Hemi-CRAO is more probably due to the occlusion of one of the two main divisions of the CRA at the optic disc as soon as it emerges from the optic nerve. When an embolus is seen in the optic disc in these cases, that is definite proof that there is simply occlusion of one of those two main divisions of the CRA on the optic disc; thus, it simply represents a variant of branch retinal arteriolar occlusion (BRAO). Most of the cases described seem to fall into this category. In my study [12] of 133 eyes with BRAO, this was the case in 20 % – involving the upper half of the retina in 11 % (Figs. 14.2 and 14.3) and lower half in 9 % (Figs. 14.4 and 14.5).
Fig. 14.2
(a) Fundus photograph of the left eye, on the day of onset of superior branch retinal artery occlusion, shows regional retinal infarct. There are two calcific emboli (arrows) – one blocking the superior division of the central retinal artery and the second small one in the superior temporal arteriole, with boxcarring of the blood column in that arteriole. (b) Fluorescein fundus angiogram, during the retinal arterial phase, shows no filling of the superior division of the central retinal artery and also absence of filling of the inferior temporal peripapillary choroid, indicating embolic occlusion of the choroidal arteries in that region as well
Fig. 14.3
(a) Fundus photograph of the left eye, 1 day after onset of superior BRAO, shows regional retinal infarct.
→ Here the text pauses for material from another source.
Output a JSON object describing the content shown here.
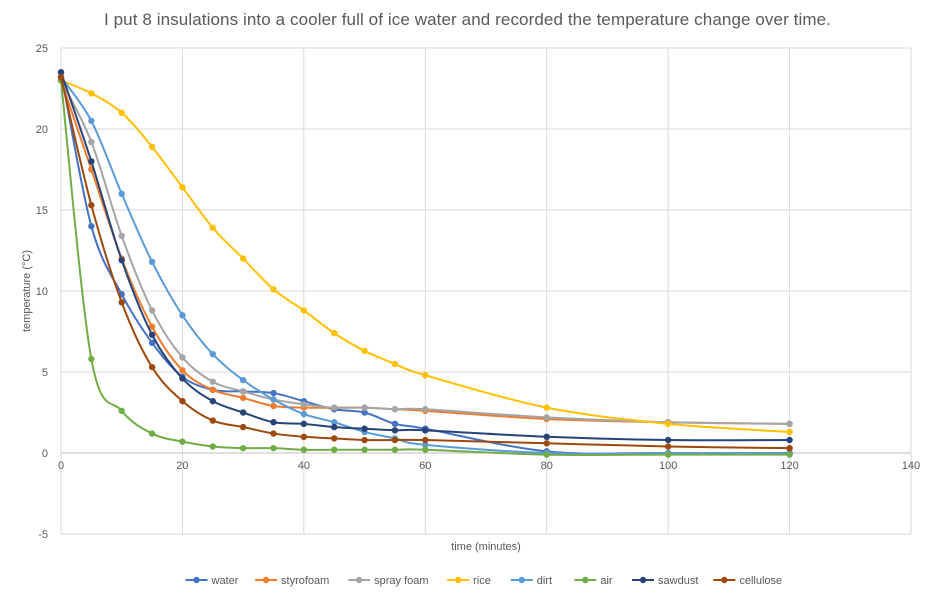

A calcific embolus (arrow) is blocking the superior division of the central retinal artery. (b) Fluorescein fundus angiogram, during the retinal arteriovenous phase, shows no filling of the superior division of the central retinal artery
Fig. 14.4
Fundus photograph of the left eye, 1 day after onset of occlusion of the inferior division of the central retinal artery, with regional retinal infarct, and a platelet embolus at the site of occlusion (Reproduced from Hayreh [13])
Fig. 14.5
(a) Fundus photograph of the right eye, 1 day after occlusion of the inferior division of the central retinal artery by a large platelet embolus (arrow), shows retinal infarction and boxcarring of blood column in the involved retina. (b) Fluorescein fundus angiogram, during the late retinal arteriovenous phase, shows occlusion of the inferior division of the central retinal artery
3.
It is known that occasionally one large branch of the CRA in the optic nerve emerges at the optic disc as a separate artery, and that may be considered as representing two CRAs, as shown in one of the specimens in my anatomical study on the CRA [1, 2] (Fig. 14.6).
Fig. 14.6
Diagrammatic representation of an intraneural branch of the central retinal artery emerging at the optic disc to supply the superior part of the retina (indicated by asterisk) (Reproduced from Hayreh [1]). (a) Diagram showing the entire course of the central retinal artery and its branches from various parts. Intraneural branch indicated by asterisk emerges at the optic disc to supply the superior part, as shown in (b). C choroid, CRA central retinal artery, CZ circle of Haller and Zinn, LC lamina cribrosa, ON optic nerve, P pia mater, PCA posterior ciliary artery, R retina, S sclera, asterisk intraneural branch emerging at the optic disc and supplies the superior retina, @ pial arterial branches arising from the ophthalmic artery and its various branches
4.
Instead of dividing into its two branches at the optic disc, the CRA may do so in the optic nerve, before it emerges from the optic nerve. Rishi et al. [8] in their 4 cases on Color Doppler examination showed bifurcation of the CRA behind the lamina cribrosa.